Vendredi, ou la vie politique sauvage de la Croisette

L’aïoli du maire, la visite de la ministre, une manifestation pro-burkini et la montée des marches de migrants ont scandé la journée du 26 mai.

La ministre de la culture Françoise Nyssen entourée du président du Festival de Cannes, Pierre Lescure (à gauche), et du délégué général, Thierry Frémaux, sur les marches du Palais des festivals au 70e Festival de Cannes, le 26 mai 2017. LOIC VENANCE/AFP

Plus que deux jours avant la Palme d’or… Cannes est sur les dents, des petits signaux s’allument sur tous les fronts, ce vendredi 26 mai. Un projet de rassemblement « toutes en burkini » a été interdit par la préfecture, et la police va devoir écumer les plages… Le maire de Cannes avait été le premier à prendre des arrêtés anti-burkini en août 2016, dans les semaines qui avaient suivi l’attentat de Nice du 14 juillet.
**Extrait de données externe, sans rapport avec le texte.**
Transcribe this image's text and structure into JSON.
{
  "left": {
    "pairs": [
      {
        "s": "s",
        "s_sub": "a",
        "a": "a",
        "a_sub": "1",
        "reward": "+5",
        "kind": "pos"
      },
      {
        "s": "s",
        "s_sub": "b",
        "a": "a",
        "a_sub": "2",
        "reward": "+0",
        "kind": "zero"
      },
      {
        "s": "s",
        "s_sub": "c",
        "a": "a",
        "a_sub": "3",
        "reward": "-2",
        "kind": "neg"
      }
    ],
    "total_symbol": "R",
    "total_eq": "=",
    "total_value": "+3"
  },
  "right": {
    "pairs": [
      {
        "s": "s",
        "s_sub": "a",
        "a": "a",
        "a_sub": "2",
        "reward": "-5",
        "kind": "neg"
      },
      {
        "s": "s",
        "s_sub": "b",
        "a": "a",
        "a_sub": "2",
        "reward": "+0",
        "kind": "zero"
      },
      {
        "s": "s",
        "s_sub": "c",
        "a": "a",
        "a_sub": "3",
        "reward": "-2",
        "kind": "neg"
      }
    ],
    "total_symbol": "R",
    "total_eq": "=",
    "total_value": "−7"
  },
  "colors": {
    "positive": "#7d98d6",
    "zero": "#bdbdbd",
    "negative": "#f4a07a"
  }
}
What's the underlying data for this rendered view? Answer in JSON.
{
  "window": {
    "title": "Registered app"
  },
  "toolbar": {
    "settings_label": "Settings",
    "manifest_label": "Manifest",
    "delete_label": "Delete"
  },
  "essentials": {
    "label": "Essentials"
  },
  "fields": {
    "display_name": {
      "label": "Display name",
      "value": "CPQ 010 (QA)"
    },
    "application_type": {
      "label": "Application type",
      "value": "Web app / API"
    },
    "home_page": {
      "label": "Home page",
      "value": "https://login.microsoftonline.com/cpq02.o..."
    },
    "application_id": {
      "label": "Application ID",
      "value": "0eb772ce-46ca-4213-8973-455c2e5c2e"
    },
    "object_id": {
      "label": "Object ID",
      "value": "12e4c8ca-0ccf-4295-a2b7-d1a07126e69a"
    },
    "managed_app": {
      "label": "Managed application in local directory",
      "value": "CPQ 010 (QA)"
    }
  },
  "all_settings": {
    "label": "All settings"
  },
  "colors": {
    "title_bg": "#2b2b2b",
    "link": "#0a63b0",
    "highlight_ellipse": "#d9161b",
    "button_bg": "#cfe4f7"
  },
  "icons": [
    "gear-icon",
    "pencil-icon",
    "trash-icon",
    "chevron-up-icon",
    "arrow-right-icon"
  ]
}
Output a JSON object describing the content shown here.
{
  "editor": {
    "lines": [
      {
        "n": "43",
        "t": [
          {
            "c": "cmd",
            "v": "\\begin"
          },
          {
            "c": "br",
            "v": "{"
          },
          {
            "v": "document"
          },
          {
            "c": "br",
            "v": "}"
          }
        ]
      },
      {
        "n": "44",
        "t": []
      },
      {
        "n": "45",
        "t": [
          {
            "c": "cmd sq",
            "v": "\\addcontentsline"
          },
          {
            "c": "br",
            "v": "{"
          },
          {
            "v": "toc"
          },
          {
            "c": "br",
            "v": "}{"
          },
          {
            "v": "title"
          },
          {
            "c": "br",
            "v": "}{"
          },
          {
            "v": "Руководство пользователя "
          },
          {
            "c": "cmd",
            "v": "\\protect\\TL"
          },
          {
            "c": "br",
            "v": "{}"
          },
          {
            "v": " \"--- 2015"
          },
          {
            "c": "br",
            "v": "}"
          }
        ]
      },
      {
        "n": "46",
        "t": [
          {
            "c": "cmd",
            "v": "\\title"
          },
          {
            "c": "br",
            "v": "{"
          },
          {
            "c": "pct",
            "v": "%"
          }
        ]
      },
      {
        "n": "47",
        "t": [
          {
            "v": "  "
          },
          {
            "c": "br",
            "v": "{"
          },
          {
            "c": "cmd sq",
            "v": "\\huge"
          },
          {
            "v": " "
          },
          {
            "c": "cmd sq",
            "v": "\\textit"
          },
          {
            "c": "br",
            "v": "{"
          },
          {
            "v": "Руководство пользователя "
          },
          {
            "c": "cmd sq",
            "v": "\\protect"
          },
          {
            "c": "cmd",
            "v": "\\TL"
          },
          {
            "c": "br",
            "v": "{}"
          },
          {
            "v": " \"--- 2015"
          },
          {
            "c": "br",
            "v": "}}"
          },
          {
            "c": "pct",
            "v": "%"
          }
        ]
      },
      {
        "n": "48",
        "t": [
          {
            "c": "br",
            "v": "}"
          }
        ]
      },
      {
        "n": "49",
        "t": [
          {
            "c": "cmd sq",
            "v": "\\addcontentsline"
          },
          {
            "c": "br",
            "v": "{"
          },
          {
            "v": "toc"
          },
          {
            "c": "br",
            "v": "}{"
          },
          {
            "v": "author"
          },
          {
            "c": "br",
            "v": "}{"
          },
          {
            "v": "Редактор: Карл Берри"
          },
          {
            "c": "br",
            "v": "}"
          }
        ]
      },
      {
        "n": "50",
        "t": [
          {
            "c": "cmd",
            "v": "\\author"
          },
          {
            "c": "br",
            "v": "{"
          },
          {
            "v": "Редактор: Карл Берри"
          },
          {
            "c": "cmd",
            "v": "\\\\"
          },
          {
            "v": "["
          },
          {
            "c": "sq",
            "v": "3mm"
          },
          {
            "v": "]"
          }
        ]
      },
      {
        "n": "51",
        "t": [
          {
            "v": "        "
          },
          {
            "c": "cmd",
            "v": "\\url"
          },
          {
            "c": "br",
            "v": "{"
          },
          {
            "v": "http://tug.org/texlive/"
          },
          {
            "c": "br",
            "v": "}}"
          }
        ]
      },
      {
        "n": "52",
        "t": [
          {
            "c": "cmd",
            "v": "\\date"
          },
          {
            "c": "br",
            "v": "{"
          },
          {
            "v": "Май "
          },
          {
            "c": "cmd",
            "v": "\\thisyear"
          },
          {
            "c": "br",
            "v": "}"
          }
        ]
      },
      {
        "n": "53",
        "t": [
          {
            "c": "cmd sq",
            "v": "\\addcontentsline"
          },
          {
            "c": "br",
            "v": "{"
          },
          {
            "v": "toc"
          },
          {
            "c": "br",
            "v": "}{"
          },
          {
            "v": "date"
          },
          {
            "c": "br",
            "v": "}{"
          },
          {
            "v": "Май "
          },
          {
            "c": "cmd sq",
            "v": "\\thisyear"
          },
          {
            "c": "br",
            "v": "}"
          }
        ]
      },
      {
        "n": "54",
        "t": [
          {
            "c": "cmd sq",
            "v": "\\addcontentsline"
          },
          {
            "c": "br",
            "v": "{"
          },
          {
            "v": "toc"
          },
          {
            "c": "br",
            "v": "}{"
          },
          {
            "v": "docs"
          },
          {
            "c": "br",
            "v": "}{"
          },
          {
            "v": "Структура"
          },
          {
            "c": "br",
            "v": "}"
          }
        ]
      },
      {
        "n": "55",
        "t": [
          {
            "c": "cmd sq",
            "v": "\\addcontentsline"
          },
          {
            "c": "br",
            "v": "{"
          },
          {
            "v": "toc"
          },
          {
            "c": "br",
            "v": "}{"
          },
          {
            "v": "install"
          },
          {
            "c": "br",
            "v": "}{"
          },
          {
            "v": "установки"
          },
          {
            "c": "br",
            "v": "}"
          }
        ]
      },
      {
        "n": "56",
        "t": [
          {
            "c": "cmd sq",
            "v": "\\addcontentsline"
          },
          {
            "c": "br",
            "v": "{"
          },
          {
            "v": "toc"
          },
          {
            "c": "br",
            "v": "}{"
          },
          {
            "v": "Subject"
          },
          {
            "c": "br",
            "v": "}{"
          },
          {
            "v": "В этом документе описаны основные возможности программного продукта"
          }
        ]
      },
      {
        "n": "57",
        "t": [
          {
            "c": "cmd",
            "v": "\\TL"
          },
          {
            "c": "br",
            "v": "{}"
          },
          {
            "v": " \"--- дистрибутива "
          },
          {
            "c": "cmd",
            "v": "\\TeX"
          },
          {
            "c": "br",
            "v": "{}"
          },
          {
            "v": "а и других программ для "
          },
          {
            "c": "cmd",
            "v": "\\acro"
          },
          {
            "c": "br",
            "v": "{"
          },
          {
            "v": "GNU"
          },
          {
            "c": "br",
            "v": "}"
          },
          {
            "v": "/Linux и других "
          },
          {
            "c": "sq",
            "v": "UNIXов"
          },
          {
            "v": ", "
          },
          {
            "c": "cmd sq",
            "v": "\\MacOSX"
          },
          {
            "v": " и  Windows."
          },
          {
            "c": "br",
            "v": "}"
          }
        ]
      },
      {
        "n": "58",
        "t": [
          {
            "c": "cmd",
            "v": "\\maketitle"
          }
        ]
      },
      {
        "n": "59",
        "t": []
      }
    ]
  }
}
Il est aussi question que des réfugiés montent les marches aux côtés du réalisateur Michel Toesca. Celui-ci est en train de réaliser un documentaire sur la vie quotidienne avec les migrants dans la vallée de la Roya, entre élan de solidarité et affrontements avec les forces de l’ordre. Le mercredi 24 mai, dans la soirée, le délégué général du Festival, Thierry Frémaux, avait donné son accord de principe. Jeudi matin, il recevait un appel de la préfecture. Pas de réfugiés sur le tapis rouge ! Depuis, le Festival est à la recherche d’un plan B…

Durant le festival, deux migrants ont été retrouvés morts, électrocutés dans un local technique, en gare de Cannes-La Bocca. Un Malien le 19 mai, puis un Sénégalais le 23 mai…

Côté politique, la ministre de la culture est en visite officielle. 9 heures : Françoise Nyssen rencontre des journalistes au café d’un grand hôtel. Elle a déjà une bonne nouvelle : le 23 mai, lors du conseil des ministres européens à Bruxelles, la France a fait adopter des quotas minimum de 30 % d’œuvres européennes sur les services de vidéo à la demande. Pour le reste, la ministre néophyte, désormais ancienne patronne des éditions Actes Sud, ne fait pas semblant… Quand elle n’a pas la réponse, elle se tourne vers son directeur de cabinet, Marc Schwartz. « Je suis la ministre choisie sur travaux pratiques », dit-elle, en citant les autres activités qui se sont greffées à Actes Sud : l’organisation de concerts, les expositions, l’école alternative « Domaine du possible ».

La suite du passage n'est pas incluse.